Buying a business can be exhilarating. Selling a business is often traumatic. And both can be very frustrating. These emotions tend to complicate things when you're trying to arrange a deal. "Risks in an acquisition all come from one thing: a lack of maintaining your objectivity," says James E. Schrager, senior lecturer at the University of Chicago Graduate School of Business.
When you're selling your business, the most emotional issue is likely to be whether you want to stay involved after the sale, or at least retain a stake. The vast majority of sellers want to exit the business. This is the best strategy, says Susan E. Pravda, an attorney specializing in mergers and acquisitions with the Boston firm Epstein Becker & Green. She warns that owners who stay on "are almost always unhappy. They are used to running the firm exactly the way they want to. The culture of the firm will undoubtedly change, and they won't be happy with it."
COAT OF PAINT? While mulling this issue, you need to pursue the other steps toward a successful sale as dispassionately as possible. First, you'll need to consult several financial advisers. If you want to have a competitive bidding process, retain an investment banker. Many won't work with companies under $20 million in sales, so you may need to go to a smaller, regional firm or a business broker. Often your local bank or accounting firm can help. You can expect the cost of professional advice to run between 2% and 5% of the sale price, but it may be worth it.
Before you start talking to buyers, find out how much your business is actually worth, then make sure you portray your balance sheet and income statement in the best possible light. You might also think about reducing excessive salaries that bloat your cost structure. Settle pending litigation and other potential roadblocks to completing the deal. Even something as simple as giving the company's office a fresh coat of paint or doing some landscaping can help the purchase price.
Be prepared for a lengthy due-diligence process. Resolving tax, legal, and financial questions involving the structure of the deal can be more stressful than you expect.
Take advantage of the current seller's market. You may have several suitors, which should give you bargaining power to negotiate a favorable deal.
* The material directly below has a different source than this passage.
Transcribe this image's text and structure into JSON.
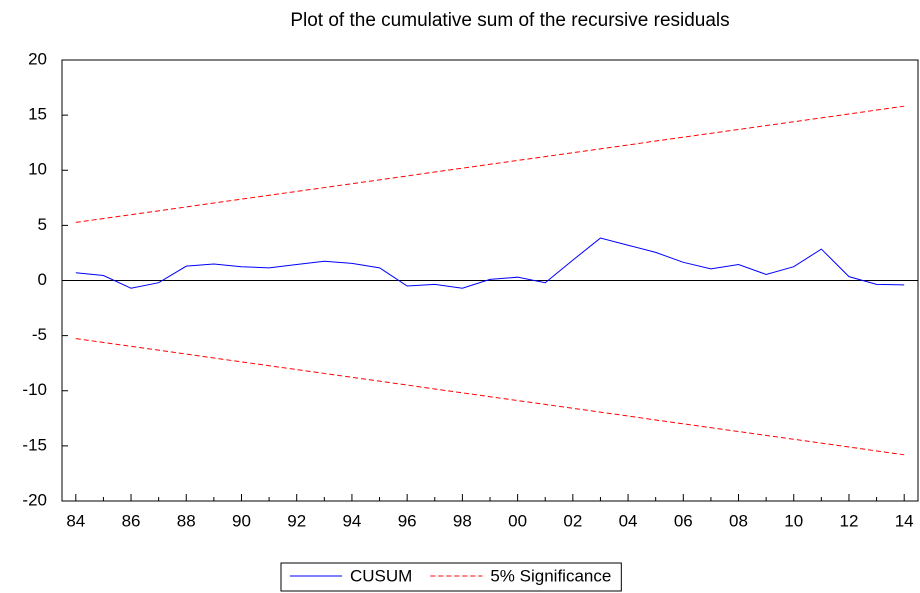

From the buyer's side of the table, one complication can be the euphoria that typically sets in. Often, the exciting atmosphere of dealmaking leads to overpaying. John Chuang, president of Cambridge-based MacTemps Inc., a temporary-placement company, admits getting a charge from the frantic phone calls, high-pressure ultimatums, reams of documents, and investment bankers rushing from room to room. His first acquisition of another temporary-placement outfit reminded him of the kind of high-stakes dealmaking he had only read about in Barbarians at the Gate. "You have to know at what point you're just going to walk away," Chuang says.
It's crucial that your acquisition be part of a carefully tooled strategic plan. Too many buyers seek growth for growth's sake. Analyze the deal's long-term prospects. Are anticipated synergies really achievable? Will projected economies of scale really materialize? Will the two cultures mesh?
When you negotiate the deal, make sure to provide incentives for key managers to stay on. But be wary if the seller's CEO or owner wants to continue to play a major role.
Whether you're a buyer or a seller, you need to resist the worry that you have to get in on the consolidation wave as soon as possible. Before you move, says University of Chicago's Schrager, "You better have a strategy that works. Big is not particularly better."